Prestation de serment d’Alpha Condé : Amnesty « ressuscite » les victimes du régime Condé, dont un homme 62 ans torturé à mort
Représailles contre des habitants
Amnesty International a documenté une série de violences exercées par les forces de défense et de sécurité contre les habitants de quartiers de la capitale réputés proches de l’opposition, lit-on dans le document. Le directeur général de la police nationale a fait état de deux « attaques armées par deux groupes d’assaillants au niveau du marché de Wanindara », un quartier de Conakry, menées le 30 novembre contre des « agents de police », faisant un mort et trois blessés parmi ces derniers. Le ministère de la Sécurité a qualifié l’attaque d’« actes terroristes » et la police a annoncé des « ratissages » et un « dispositif costaud » à Wanindara.
C’est dans ce contexte que Mamadou Lamarana Diallo, un jeune habitant de Wanindara a été tué à bout portant le 1er décembre dernier sans raison, par un groupe de six policiers venus fouiller sa maison familiale. Le jeune homme ne présentait aucun danger immédiat. Sa mère présente au moment des faits, a témoigné. « Les policiers avaient dit qu’ils allaient fouiller la maison. Ils étaient six, un est resté dehors j’ai suivi les cinq autres. Ils ont regardé dans toutes les pièces et n’ont vu personne. (…) Entre temps, j’avais appelé mon fils. Son arrivée a coïncidé avec la sortie des policiers de la maison qui lui ont tiré dessus. Nous l’avons conduit à l’hôpital, il a rendu l’âme en cours de route. Nous sommes retournés chez nous avec le corps que nous avons enterré. »
Wanindara a été « encerclé » les jours suivants la mort du policier par les forces de défense et de sécurité, qui ont « tiré dans tout le quartier », selon une autre habitante qui a été frappée avec son fils le 1er décembre.

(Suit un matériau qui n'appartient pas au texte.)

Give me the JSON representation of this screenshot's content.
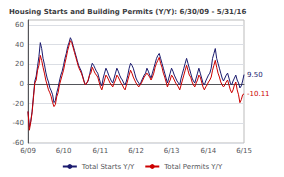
{
  "chart_data": {
    "type": "line",
    "title": "Housing Starts and Building Permits (Y/Y): 6/30/09 - 5/31/16",
    "categories": [
      "6/09",
      null,
      null,
      null,
      null,
      null,
      null,
      null,
      null,
      null,
      null,
      null,
      null,
      null,
      null,
      null,
      null,
      null,
      null,
      null,
      null,
      null,
      null,
      null,
      null,
      null,
      "6/10",
      null,
      null,
      null,
      null,
      null,
      null,
      null,
      null,
      null,
      null,
      null,
      null,
      null,
      null,
      null,
      null,
      null,
      null,
      null,
      null,
      null,
      null,
      null,
      null,
      null,
      null,
      "6/11",
      null,
      null,
      null,
      null,
      null,
      null,
      null,
      null,
      null,
      null,
      null,
      null,
      null,
      null,
      null,
      null,
      null,
      null,
      null,
      null,
      null,
      null,
      null,
      null,
      null,
      "6/12",
      null,
      null,
      null,
      null,
      null,
      null,
      null,
      null,
      null,
      null,
      null,
      null,
      null,
      null,
      null,
      null,
      null,
      null,
      null,
      null,
      null,
      null,
      null,
      null,
      null,
      "6/13",
      null,
      null,
      null,
      null,
      null,
      null,
      null,
      null,
      null,
      null,
      null,
      null,
      null,
      null,
      null,
      null,
      null,
      null,
      null,
      null,
      null,
      null,
      null,
      null,
      null,
      null,
      "6/14",
      null,
      null,
      null,
      null,
      null,
      null,
      null,
      null,
      null,
      null,
      null,
      null,
      null,
      null,
      null,
      null,
      null,
      null,
      null,
      null,
      null,
      null,
      null,
      null,
      null,
      "6/15"
    ],
    "series": [
      {
        "name": "Total Starts Y/Y",
        "color": "#1a1a6e",
        "end_label": "9.50",
        "values": [
          -28,
          -44,
          -38,
          -28,
          -12,
          3,
          8,
          18,
          28,
          42,
          36,
          26,
          20,
          12,
          6,
          2,
          -4,
          -7,
          -11,
          -19,
          -17,
          -9,
          -4,
          3,
          9,
          13,
          19,
          26,
          31,
          38,
          42,
          47,
          44,
          39,
          34,
          29,
          24,
          19,
          16,
          13,
          8,
          3,
          -1,
          1,
          3,
          9,
          16,
          21,
          19,
          16,
          13,
          11,
          6,
          1,
          -2,
          6,
          11,
          16,
          13,
          9,
          6,
          3,
          1,
          6,
          11,
          16,
          13,
          9,
          6,
          4,
          1,
          -1,
          3,
          9,
          16,
          21,
          19,
          16,
          11,
          6,
          3,
          1,
          -1,
          3,
          6,
          9,
          11,
          16,
          13,
          9,
          6,
          11,
          16,
          21,
          26,
          29,
          31,
          26,
          21,
          16,
          11,
          6,
          1,
          6,
          11,
          16,
          13,
          9,
          6,
          3,
          1,
          -1,
          6,
          11,
          16,
          21,
          26,
          21,
          16,
          11,
          6,
          3,
          1,
          6,
          11,
          16,
          11,
          6,
          1,
          -1,
          3,
          6,
          9,
          11,
          16,
          26,
          31,
          36,
          26,
          21,
          16,
          11,
          6,
          3,
          6,
          9,
          11,
          6,
          1,
          -1,
          3,
          6,
          9,
          4,
          1,
          -4,
          -2,
          3,
          9.5
        ]
      },
      {
        "name": "Total Permits Y/Y",
        "color": "#cc0000",
        "end_label": "-10.11",
        "values": [
          -28,
          -47,
          -39,
          -29,
          -14,
          1,
          4,
          14,
          19,
          29,
          24,
          17,
          11,
          4,
          -1,
          -6,
          -9,
          -13,
          -19,
          -23,
          -21,
          -13,
          -9,
          -1,
          4,
          9,
          14,
          21,
          27,
          34,
          39,
          44,
          42,
          37,
          32,
          27,
          22,
          17,
          14,
          11,
          7,
          2,
          -1,
          1,
          4,
          9,
          11,
          17,
          14,
          11,
          9,
          7,
          2,
          -3,
          -6,
          -1,
          4,
          9,
          7,
          4,
          1,
          -1,
          -3,
          1,
          4,
          9,
          7,
          4,
          1,
          -1,
          -4,
          -6,
          -1,
          4,
          9,
          14,
          11,
          7,
          4,
          1,
          -1,
          -3,
          -1,
          1,
          4,
          7,
          9,
          11,
          9,
          7,
          4,
          7,
          11,
          17,
          21,
          24,
          27,
          21,
          17,
          11,
          7,
          2,
          -3,
          1,
          4,
          9,
          7,
          4,
          1,
          -1,
          -3,
          -6,
          -1,
          4,
          9,
          14,
          19,
          14,
          9,
          7,
          2,
          -1,
          -3,
          1,
          4,
          9,
          7,
          2,
          -3,
          -6,
          -3,
          -1,
          2,
          4,
          7,
          14,
          19,
          24,
          17,
          11,
          7,
          2,
          -1,
          -3,
          -1,
          2,
          4,
          -1,
          -6,
          -9,
          -6,
          -1,
          2,
          -6,
          -11,
          -19,
          -16,
          -11,
          -10.11
        ]
      }
    ],
    "ylim": [
      -60,
      65
    ],
    "yticks": [
      -60,
      -40,
      -20,
      0,
      20,
      40,
      60
    ],
    "grid": true,
    "legend": "bottom"
  }
}
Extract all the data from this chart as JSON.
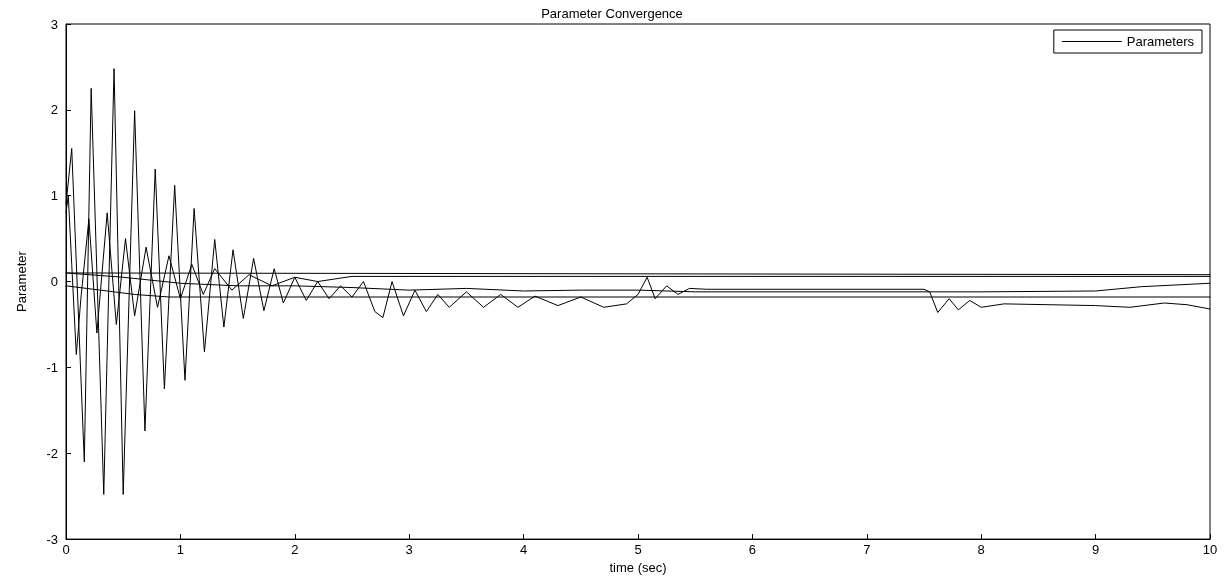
{
  "chart_data": {
    "type": "line",
    "title": "Parameter Convergence",
    "xlabel": "time (sec)",
    "ylabel": "Parameter",
    "xlim": [
      0,
      10
    ],
    "xticks": [
      0,
      1,
      2,
      3,
      4,
      5,
      6,
      7,
      8,
      9,
      10
    ],
    "ylim": [
      -3,
      3
    ],
    "yticks": [
      -3,
      -2,
      -1,
      0,
      1,
      2,
      3
    ],
    "grid": false,
    "legend": "top right",
    "marker": "none",
    "line_style": "solid",
    "series": [
      {
        "name": "Parameters",
        "color": "#000000",
        "x": [
          0,
          0.05,
          0.16,
          0.22,
          0.33,
          0.42,
          0.5,
          0.6,
          0.69,
          0.78,
          0.86,
          0.95,
          1.04,
          1.12,
          1.21,
          1.3,
          1.38,
          1.46,
          1.55,
          1.64,
          1.73,
          1.82,
          1.9,
          2.0,
          2.1,
          2.2,
          2.3,
          2.4,
          2.5,
          2.6,
          2.7,
          2.77,
          2.85,
          2.95,
          3.05,
          3.15,
          3.25,
          3.35,
          3.5,
          3.65,
          3.8,
          3.95,
          4.1,
          4.3,
          4.5,
          4.7,
          4.9,
          5.0,
          5.08,
          5.15,
          5.25,
          5.35,
          5.45,
          5.6,
          7.5,
          7.55,
          7.62,
          7.72,
          7.8,
          7.9,
          8.0,
          8.2,
          8.6,
          9.0,
          9.3,
          9.6,
          9.8,
          10
        ],
        "values": [
          0.9,
          1.55,
          -2.1,
          2.25,
          -2.48,
          2.48,
          -2.48,
          1.99,
          -1.74,
          1.31,
          -1.25,
          1.12,
          -1.15,
          0.85,
          -0.82,
          0.49,
          -0.53,
          0.37,
          -0.43,
          0.27,
          -0.34,
          0.15,
          -0.25,
          0.05,
          -0.22,
          0.0,
          -0.2,
          -0.05,
          -0.18,
          0.0,
          -0.35,
          -0.42,
          0.0,
          -0.4,
          -0.1,
          -0.35,
          -0.15,
          -0.3,
          -0.12,
          -0.3,
          -0.15,
          -0.3,
          -0.17,
          -0.28,
          -0.18,
          -0.3,
          -0.26,
          -0.15,
          0.05,
          -0.2,
          -0.05,
          -0.15,
          -0.08,
          -0.09,
          -0.09,
          -0.12,
          -0.36,
          -0.2,
          -0.33,
          -0.22,
          -0.3,
          -0.26,
          -0.27,
          -0.28,
          -0.3,
          -0.25,
          -0.27,
          -0.32
        ]
      },
      {
        "color": "#000000",
        "x": [
          0,
          0.02,
          0.05,
          0.09,
          0.13,
          0.2,
          0.27,
          0.36,
          0.44,
          0.52,
          0.6,
          0.7,
          0.8,
          0.9,
          1.0,
          1.1,
          1.2,
          1.3,
          1.45,
          1.6,
          1.8,
          2.0,
          2.2,
          2.5,
          10
        ],
        "values": [
          0.8,
          1.0,
          0.2,
          -0.85,
          -0.2,
          0.73,
          -0.6,
          0.8,
          -0.5,
          0.5,
          -0.4,
          0.4,
          -0.3,
          0.3,
          -0.2,
          0.2,
          -0.15,
          0.15,
          -0.1,
          0.08,
          -0.05,
          0.05,
          0.0,
          0.06,
          0.06
        ]
      },
      {
        "color": "#000000",
        "x": [
          0,
          10
        ],
        "values": [
          0.1,
          0.08
        ]
      },
      {
        "color": "#000000",
        "x": [
          0,
          0.3,
          0.6,
          0.9,
          10
        ],
        "values": [
          -0.05,
          -0.1,
          -0.15,
          -0.18,
          -0.18
        ]
      },
      {
        "color": "#000000",
        "x": [
          0,
          0.5,
          1,
          1.5,
          2,
          2.5,
          3,
          3.5,
          4,
          4.5,
          5,
          5.5,
          7.5,
          8,
          9,
          9.4,
          10
        ],
        "values": [
          0.1,
          0.05,
          -0.02,
          -0.05,
          -0.05,
          -0.07,
          -0.1,
          -0.08,
          -0.11,
          -0.1,
          -0.1,
          -0.12,
          -0.12,
          -0.12,
          -0.11,
          -0.06,
          -0.02
        ]
      }
    ]
  }
}
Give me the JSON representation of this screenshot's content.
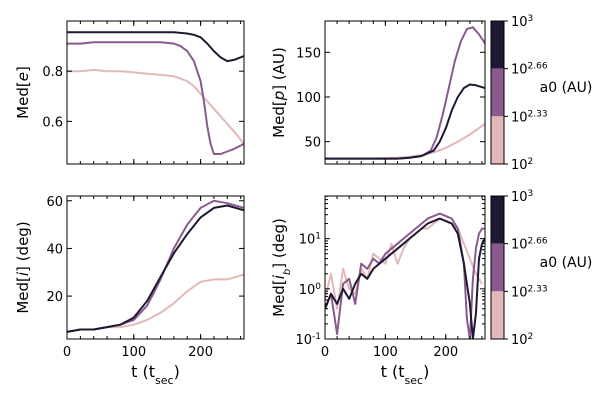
{
  "chart_data": [
    {
      "type": "line",
      "panel": "top-left",
      "ylabel": "Med[e]",
      "xlabel": "",
      "xlim": [
        0,
        265
      ],
      "ylim": [
        0.43,
        1.0
      ],
      "xticks": [
        0,
        100,
        200
      ],
      "yticks": [
        0.6,
        0.8
      ],
      "ytick_labels": [
        "0.6",
        "0.8"
      ],
      "yscale": "linear",
      "series": [
        {
          "name": "10^2",
          "color": "#e3b8b8",
          "x": [
            0,
            20,
            40,
            60,
            80,
            100,
            120,
            140,
            160,
            180,
            190,
            200,
            210,
            220,
            230,
            240,
            250,
            265
          ],
          "y": [
            0.8,
            0.8,
            0.805,
            0.8,
            0.8,
            0.795,
            0.79,
            0.785,
            0.78,
            0.76,
            0.74,
            0.71,
            0.68,
            0.65,
            0.62,
            0.59,
            0.56,
            0.51
          ]
        },
        {
          "name": "10^2.33",
          "color": "#8a5a8e",
          "x": [
            0,
            20,
            40,
            60,
            80,
            100,
            120,
            140,
            160,
            170,
            180,
            190,
            200,
            205,
            210,
            215,
            220,
            230,
            240,
            250,
            265
          ],
          "y": [
            0.91,
            0.91,
            0.915,
            0.915,
            0.915,
            0.915,
            0.915,
            0.915,
            0.91,
            0.9,
            0.88,
            0.84,
            0.76,
            0.68,
            0.58,
            0.51,
            0.47,
            0.47,
            0.48,
            0.49,
            0.51
          ]
        },
        {
          "name": "10^3",
          "color": "#1f1833",
          "x": [
            0,
            20,
            40,
            60,
            80,
            100,
            120,
            140,
            160,
            180,
            190,
            200,
            210,
            220,
            230,
            240,
            250,
            265
          ],
          "y": [
            0.955,
            0.955,
            0.955,
            0.955,
            0.955,
            0.955,
            0.955,
            0.955,
            0.955,
            0.95,
            0.945,
            0.935,
            0.91,
            0.88,
            0.855,
            0.84,
            0.845,
            0.86
          ]
        }
      ]
    },
    {
      "type": "line",
      "panel": "top-right",
      "ylabel": "Med[p] (AU)",
      "xlabel": "",
      "xlim": [
        0,
        265
      ],
      "ylim": [
        25,
        185
      ],
      "xticks": [
        0,
        100,
        200
      ],
      "yticks": [
        50,
        100,
        150
      ],
      "ytick_labels": [
        "50",
        "100",
        "150"
      ],
      "yscale": "linear",
      "series": [
        {
          "name": "10^2",
          "color": "#e3b8b8",
          "x": [
            0,
            40,
            80,
            120,
            140,
            160,
            180,
            200,
            220,
            240,
            265
          ],
          "y": [
            31,
            31,
            31,
            32,
            33,
            35,
            38,
            43,
            50,
            58,
            70
          ]
        },
        {
          "name": "10^2.33",
          "color": "#8a5a8e",
          "x": [
            0,
            40,
            80,
            120,
            140,
            160,
            175,
            185,
            195,
            205,
            215,
            225,
            235,
            245,
            255,
            265
          ],
          "y": [
            31,
            31,
            31,
            31,
            32,
            34,
            40,
            55,
            80,
            110,
            140,
            162,
            176,
            178,
            170,
            160
          ]
        },
        {
          "name": "10^3",
          "color": "#1f1833",
          "x": [
            0,
            40,
            80,
            120,
            140,
            160,
            180,
            190,
            200,
            210,
            220,
            230,
            240,
            250,
            265
          ],
          "y": [
            31,
            31,
            31,
            31,
            32,
            34,
            40,
            50,
            65,
            85,
            100,
            110,
            114,
            113,
            110
          ]
        }
      ]
    },
    {
      "type": "line",
      "panel": "bottom-left",
      "ylabel": "Med[i] (deg)",
      "xlabel": "t (t_sec)",
      "xlim": [
        0,
        265
      ],
      "ylim": [
        2,
        62
      ],
      "xticks": [
        0,
        100,
        200
      ],
      "xtick_labels": [
        "0",
        "100",
        "200"
      ],
      "yticks": [
        20,
        40,
        60
      ],
      "ytick_labels": [
        "20",
        "40",
        "60"
      ],
      "yscale": "linear",
      "series": [
        {
          "name": "10^2",
          "color": "#e3b8b8",
          "x": [
            0,
            20,
            40,
            60,
            80,
            100,
            120,
            140,
            160,
            180,
            200,
            220,
            240,
            265
          ],
          "y": [
            5,
            6,
            6,
            7,
            7,
            8,
            10,
            13,
            17,
            22,
            26,
            27,
            27,
            29
          ]
        },
        {
          "name": "10^2.33",
          "color": "#8a5a8e",
          "x": [
            0,
            20,
            40,
            60,
            80,
            100,
            120,
            140,
            160,
            180,
            200,
            220,
            240,
            265
          ],
          "y": [
            5,
            6,
            6,
            7,
            8,
            10,
            16,
            27,
            40,
            50,
            57,
            60,
            59,
            57
          ]
        },
        {
          "name": "10^3",
          "color": "#1f1833",
          "x": [
            0,
            20,
            40,
            60,
            80,
            100,
            120,
            140,
            160,
            180,
            200,
            220,
            240,
            265
          ],
          "y": [
            5,
            6,
            6,
            7,
            8,
            11,
            18,
            28,
            38,
            46,
            53,
            57,
            58,
            56
          ]
        }
      ]
    },
    {
      "type": "line",
      "panel": "bottom-right",
      "ylabel": "Med[i_b] (deg)",
      "xlabel": "t (t_sec)",
      "xlim": [
        0,
        265
      ],
      "ylim_log10": [
        -1,
        1.85
      ],
      "xticks": [
        0,
        100,
        200
      ],
      "xtick_labels": [
        "0",
        "100",
        "200"
      ],
      "yticks_log10": [
        -1,
        0,
        1
      ],
      "ytick_labels": [
        "10^-1",
        "10^0",
        "10^1"
      ],
      "yscale": "log",
      "series": [
        {
          "name": "10^2",
          "color": "#e3b8b8",
          "x": [
            0,
            10,
            20,
            30,
            40,
            50,
            60,
            70,
            80,
            90,
            100,
            110,
            120,
            130,
            140,
            150,
            160,
            170,
            180,
            190,
            200,
            210,
            220,
            230,
            240,
            250,
            260
          ],
          "log10_y": [
            -0.2,
            0.3,
            -0.4,
            0.4,
            0.0,
            -0.1,
            0.4,
            0.2,
            0.7,
            0.6,
            0.5,
            0.9,
            0.5,
            0.8,
            1.0,
            1.1,
            1.2,
            1.2,
            1.3,
            1.4,
            1.35,
            1.3,
            1.2,
            0.9,
            0.6,
            0.3,
            0.1
          ]
        },
        {
          "name": "10^2.33",
          "color": "#8a5a8e",
          "x": [
            0,
            10,
            20,
            30,
            40,
            50,
            60,
            70,
            80,
            90,
            100,
            110,
            120,
            130,
            140,
            150,
            160,
            170,
            180,
            190,
            200,
            210,
            220,
            230,
            235,
            240,
            245,
            250,
            255,
            260,
            265
          ],
          "log10_y": [
            -0.4,
            -0.1,
            -0.9,
            0.1,
            0.2,
            -0.3,
            0.5,
            0.4,
            0.6,
            0.5,
            0.7,
            0.8,
            0.9,
            1.0,
            1.1,
            1.2,
            1.3,
            1.4,
            1.45,
            1.5,
            1.45,
            1.4,
            1.2,
            0.5,
            -0.6,
            -1.0,
            0.2,
            0.8,
            1.1,
            1.2,
            1.2
          ]
        },
        {
          "name": "10^3",
          "color": "#1f1833",
          "x": [
            0,
            10,
            20,
            30,
            40,
            50,
            60,
            70,
            80,
            90,
            100,
            110,
            120,
            130,
            140,
            150,
            160,
            170,
            180,
            190,
            200,
            210,
            220,
            230,
            240,
            245,
            250,
            255,
            260,
            265
          ],
          "log10_y": [
            -0.4,
            -0.1,
            -0.3,
            0.0,
            -0.2,
            0.1,
            0.3,
            0.2,
            0.4,
            0.5,
            0.6,
            0.7,
            0.8,
            0.9,
            1.0,
            1.1,
            1.2,
            1.3,
            1.35,
            1.4,
            1.35,
            1.3,
            1.1,
            0.5,
            -0.3,
            -1.0,
            -0.5,
            0.6,
            0.9,
            1.0
          ]
        }
      ]
    }
  ],
  "colorbars": [
    {
      "label": "a0 (AU)",
      "tick_labels": [
        "10^3",
        "10^2.66",
        "10^2.33",
        "10^2"
      ],
      "bands": [
        "#1f1833",
        "#8a5a8e",
        "#e3b8b8"
      ]
    },
    {
      "label": "a0 (AU)",
      "tick_labels": [
        "10^3",
        "10^2.66",
        "10^2.33",
        "10^2"
      ],
      "bands": [
        "#1f1833",
        "#8a5a8e",
        "#e3b8b8"
      ]
    }
  ]
}
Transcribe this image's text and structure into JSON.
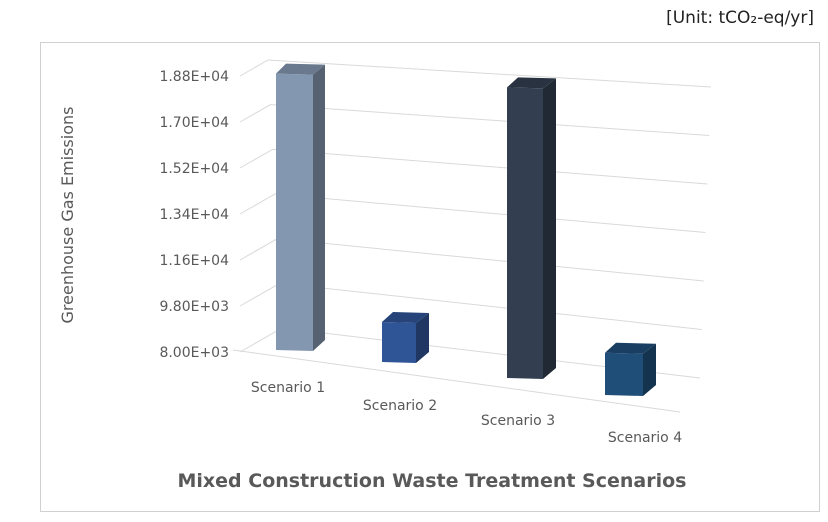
{
  "unit_label": "[Unit: tCO₂-eq/yr]",
  "chart_data": {
    "type": "bar",
    "style": "3d-column",
    "title": "",
    "xlabel": "Mixed Construction Waste Treatment Scenarios",
    "ylabel": "Greenhouse Gas Emissions",
    "categories": [
      "Scenario 1",
      "Scenario 2",
      "Scenario 3",
      "Scenario 4"
    ],
    "values": [
      18600,
      9400,
      18200,
      9200
    ],
    "ylim": [
      8000,
      18800
    ],
    "yticks": [
      "8.00E+03",
      "9.80E+03",
      "1.16E+04",
      "1.34E+04",
      "1.52E+04",
      "1.70E+04",
      "1.88E+04"
    ],
    "grid": true,
    "legend": "none",
    "colors": [
      "#8497b0",
      "#2f5597",
      "#333f50",
      "#1f4e79"
    ]
  }
}
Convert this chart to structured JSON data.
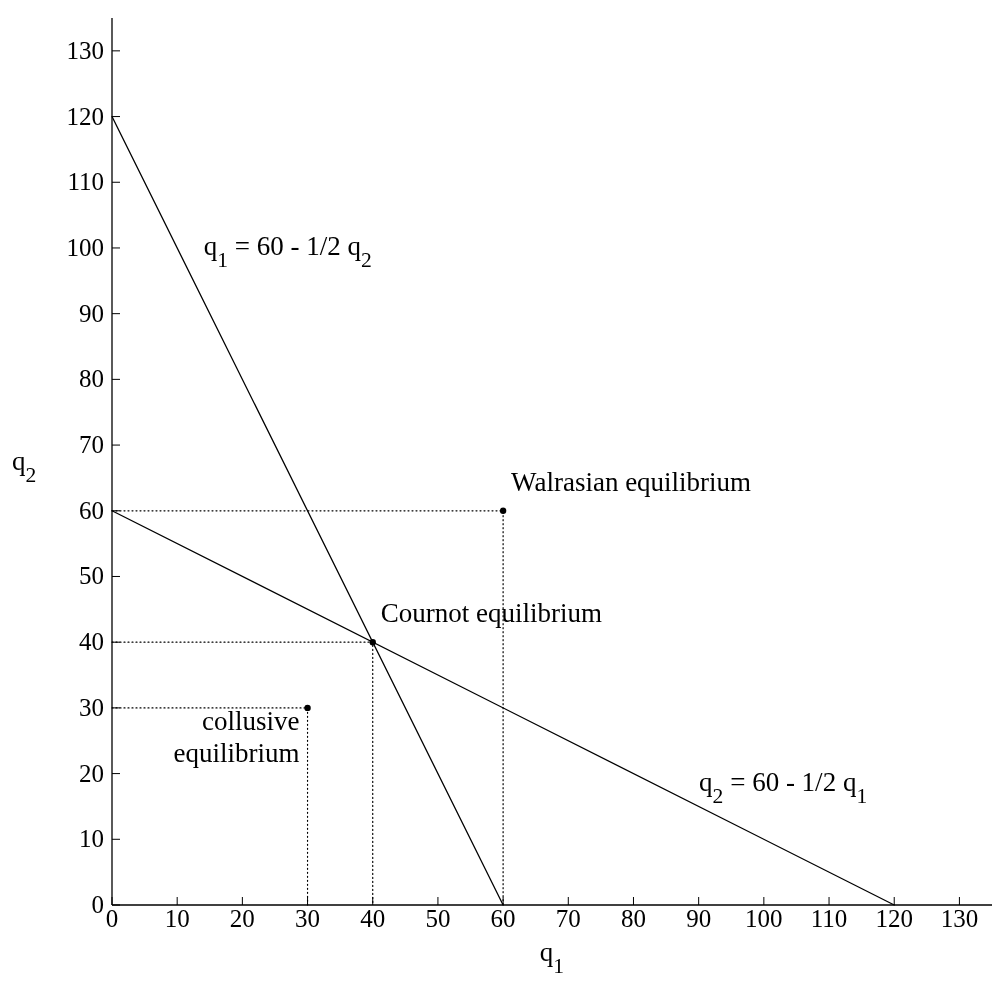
{
  "chart_data": {
    "type": "line",
    "xlabel": "q$_{1}$",
    "ylabel": "q$_{2}$",
    "xlim": [
      0,
      135
    ],
    "ylim": [
      0,
      135
    ],
    "xticks": [
      0,
      10,
      20,
      30,
      40,
      50,
      60,
      70,
      80,
      90,
      100,
      110,
      120,
      130
    ],
    "yticks": [
      0,
      10,
      20,
      30,
      40,
      50,
      60,
      70,
      80,
      90,
      100,
      110,
      120,
      130
    ],
    "grid": false,
    "series": [
      {
        "color": "#000000",
        "x": [
          0,
          60
        ],
        "values": [
          120,
          0
        ],
        "line_style": "solid",
        "marker": "none"
      },
      {
        "color": "#000000",
        "x": [
          0,
          120
        ],
        "values": [
          60,
          0
        ],
        "line_style": "solid",
        "marker": "none"
      },
      {
        "color": "#000000",
        "x": [
          0,
          30,
          30
        ],
        "values": [
          30,
          30,
          0
        ],
        "line_style": "dotted",
        "marker": "none"
      },
      {
        "color": "#000000",
        "x": [
          0,
          40,
          40
        ],
        "values": [
          40,
          40,
          0
        ],
        "line_style": "dotted",
        "marker": "none"
      },
      {
        "color": "#000000",
        "x": [
          0,
          60,
          60
        ],
        "values": [
          60,
          60,
          0
        ],
        "line_style": "dotted",
        "marker": "none"
      },
      {
        "type": "scatter",
        "color": "#000000",
        "x": [
          30,
          40,
          60
        ],
        "values": [
          30,
          40,
          60
        ],
        "marker": "circle"
      }
    ],
    "annotations": [
      {
        "text": "q$_{1}$ = 60 - 1/2 q$_{2}$",
        "x": 11,
        "y": 98
      },
      {
        "text": "q$_{2}$ = 60 - 1/2 q$_{1}$",
        "x": 87,
        "y": 16.5
      },
      {
        "text": "Walrasian equilibrium",
        "x": 60,
        "y": 60
      },
      {
        "text": "Cournot equilibrium",
        "x": 40,
        "y": 40
      },
      {
        "text": "collusive equilibrium",
        "x": 30,
        "y": 30
      }
    ]
  }
}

Au quartier la Cimenterie dans la commune de Dubreka au nord de Conakry, Abdoulaye Djibril Bah a succombé à ses blessures au bras et à la hanche après avoir reçu trois balles tirées par des forces de défense et de sécurité le 21 octobre. Il est mort dans les bras de son ami qui a été menacé par la police sur le chemin de l’hôpital. Selon le témoignage recueilli par Amnesty International, Abdoulaye a rencontré des personnes qui fuyaient des forces de l’ordre se trouvant sur son chemin, et a été touché au bras. Essayant de se sauver, une deuxième balle l’a atteint à la jambe, puis rampant une troisième balle l’a atteint à la hanche. Deux personnes qui ont essayé de le secourir ont respectivement reçu une balle dans la jambe et le bras, et dans le ventre.
Utilisation de balles réelles par les forces de l’ordre
Le directeur général de la police nationale a affirmé à plusieurs reprises que les policiers n’étaient pas armés dans le cadre du maintien de l’ordre. Mais sur la base des analyses et authentifications par ses experts, de photographies de douilles récupérées dans un quartier de Conakry où des forces de défense et sécurité ont été présentes pour réprimer une manifestation, Amnesty International confirme l’utilisation de balles – possiblement de fabrication chinoise – pour les armes de type AK/MPAK. Ces armes sont fréquemment utilisées par des membres des forces de défense et de sécurité, comme le prouvent de nombreuses vidéos et photographies authentifiées par l’organisation.
Torture et mauvais traitements
Des experts en médecine légale à Amnesty International ont également analysé et authentifié les photos des blessures d’Ibrahima Sow, 62 ans, arrêté le 24 octobre et mort le 17 novembre dernier alors qu’il était toujours sous la supervision des autorités. Ibrahima Sow a été arrêté pour « participation délictueuse à un attroupement avec violences », après l’attaque du train d’une société d’uranium au cours de laquelle « trois gendarmes, un militaire et un civil » ont été tués, selon les propos du procureur général de la Cour d’appel de Conakry datés du 31 octobre.
Au lendemain de sa mort, le ministère de la Justice a indiqué dans un communiqué que Sow avait été testé positif à la Covid-19, puis était sorti guéri du Centre de traitement de la prison de Conakry, avant de se « plaindre d’un diabète » et d’être transféré à l’hôpital où il est décédé. Sa famille et l’Organisation guinéenne des droits de l’hommes (OGDH) accusent les autorités de vouloir dissimuler une mort causée par des actes de torture ou des mauvais traitements en détention. Une analyse d’Amnesty International a conclu que « pris ensemble, le schéma des blessures d’Ibrahima Sow suggère fortement l’infliction de brûlures à l’aide d’une tige de fer chaud ou d’un objet similaire. Les blessures sont des preuves très solides de mauvais traitements ». Ces blessures pourraient être la cause de la mort d’Ibrahima Sow.